Grünewald's work forms a complete contrast to that of Dürer. Whereas Dürer—an intellectual imbued with
Renaissance ideas—had limitless curiosity about the visual world, Grünewald concentrated exclusively on religious themes, and in particular the Crucifixion, a subject he was to make his own. His most famous treatment of it is the central panel of his masterpiece, the altarpiece for the hospital church of the Anthonite abbey at Isenheim in Alsace, completed in about 1515 and now in the Musée d'Unterlinden, Colmar. The hospital at Isenheim cared particularly for plague victims, and the concentration on Christ's appalling physical agonies, his body gruesomely mangled and torn, must have bolstered the faith of the sick by reminding them that he too had suffered horribly before triumphing over death. In the
Resurrection, Christ displays his nail and lance wounds, but the lacerations that cover his body in the
Crucifixion have disappeared, affirming that the patients at the hospital could be cleansed of their diseases and sins. The altarpiece is marked by extreme emotional intensity, brought about by expressive distortion and by colouring of an extraordinary incandescent beauty. Grünewald was familiar with Renaissance ideas of
perspective, but spiritually he belongs to the late medieval world. His other work includes
Crucifixions in Basle (Öffentliche Kunstsammlung), Karlsruhe (Staatliche Kunsthalle), and Washington (NG), and several drawings survive.
The end of Grünewald's career was marked by a decline in his fortunes. He had Protestant sympathies, and following the Peasants' War, in which Archbishop Albrecht's palace was besieged, he left his service and moved to Frankfurt.
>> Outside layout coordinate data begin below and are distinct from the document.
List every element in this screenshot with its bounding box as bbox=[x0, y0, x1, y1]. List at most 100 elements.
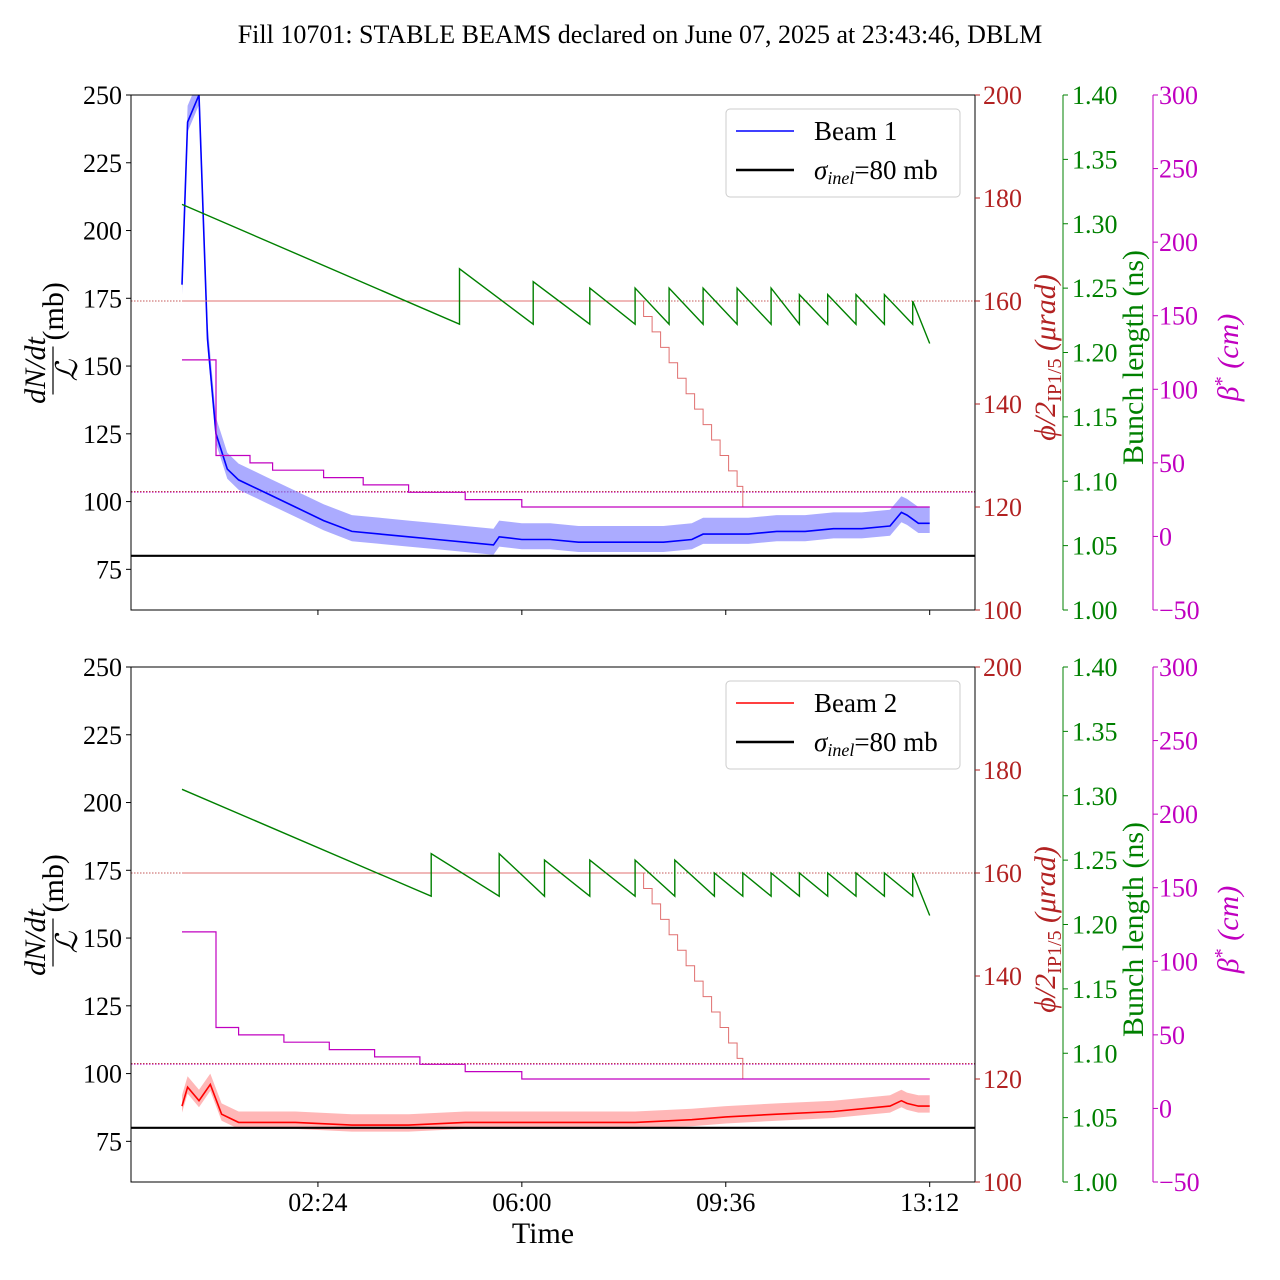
legend-beam-label: Beam 1 bbox=[814, 116, 897, 146]
left-tick-label: 200 bbox=[83, 217, 122, 246]
chart-title: Fill 10701: STABLE BEAMS declared on Jun… bbox=[237, 20, 1043, 49]
right3-tick-label: 250 bbox=[1159, 727, 1198, 756]
left-tick-label: 150 bbox=[83, 924, 122, 953]
right2-tick-label: 1.15 bbox=[1072, 403, 1118, 432]
bunch-length-line bbox=[181, 788, 931, 916]
left-tick-label: 75 bbox=[96, 1127, 122, 1156]
right1-tick-label: 160 bbox=[983, 287, 1022, 316]
plot-frame bbox=[130, 94, 976, 611]
bunch-length-line bbox=[181, 203, 931, 344]
right1-label-unit: (μrad) bbox=[1029, 846, 1062, 930]
x-tick-label: 09:36 bbox=[696, 1188, 755, 1217]
legend-sigma-symbol: σ bbox=[814, 727, 829, 757]
left-axis-label-unit: (mb) bbox=[37, 854, 70, 912]
legend-sigma-symbol: σ bbox=[814, 155, 829, 185]
plot-area bbox=[131, 788, 975, 1132]
xsection-line bbox=[181, 95, 930, 546]
right1-label-sub: IP1/5 bbox=[1044, 359, 1066, 402]
right2-tick-label: 1.35 bbox=[1072, 717, 1118, 746]
right2-tick-label: 1.25 bbox=[1072, 846, 1118, 875]
right3-tick-label: 300 bbox=[1159, 81, 1198, 110]
right2-tick-label: 1.15 bbox=[1072, 975, 1118, 1004]
right3-label-main: β bbox=[1212, 958, 1245, 974]
left-tick-label: 100 bbox=[83, 1060, 122, 1089]
right1-tick-label: 140 bbox=[983, 390, 1022, 419]
right2-axis-label: Bunch length (ns) bbox=[1117, 822, 1150, 1037]
left-tick-label: 100 bbox=[83, 488, 122, 517]
right3-label-sup: * bbox=[1211, 376, 1233, 386]
right2-tick-label: 1.00 bbox=[1072, 1168, 1118, 1197]
beta-star-line bbox=[182, 931, 930, 1080]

There he made a meagre living at a variety of jobs, including selling artists' colours and a curative balm, the latter presumably something he had learnt about at Isenheim. In 1527 he became convinced his life was in danger and fled to Halle, where he died of plague the following year. His effects included ‘much Lutheran trash’. Although his influence can be seen in the paintings of contemporaries such as
Baldung and
Ratgeb, it was not until the advent of
Expressionism in the early 20th century that his work started to arouse widespread interest and he began his rise to his present pinnacle of esteem as one of the most awe-inspiring artists of his, or any other, time.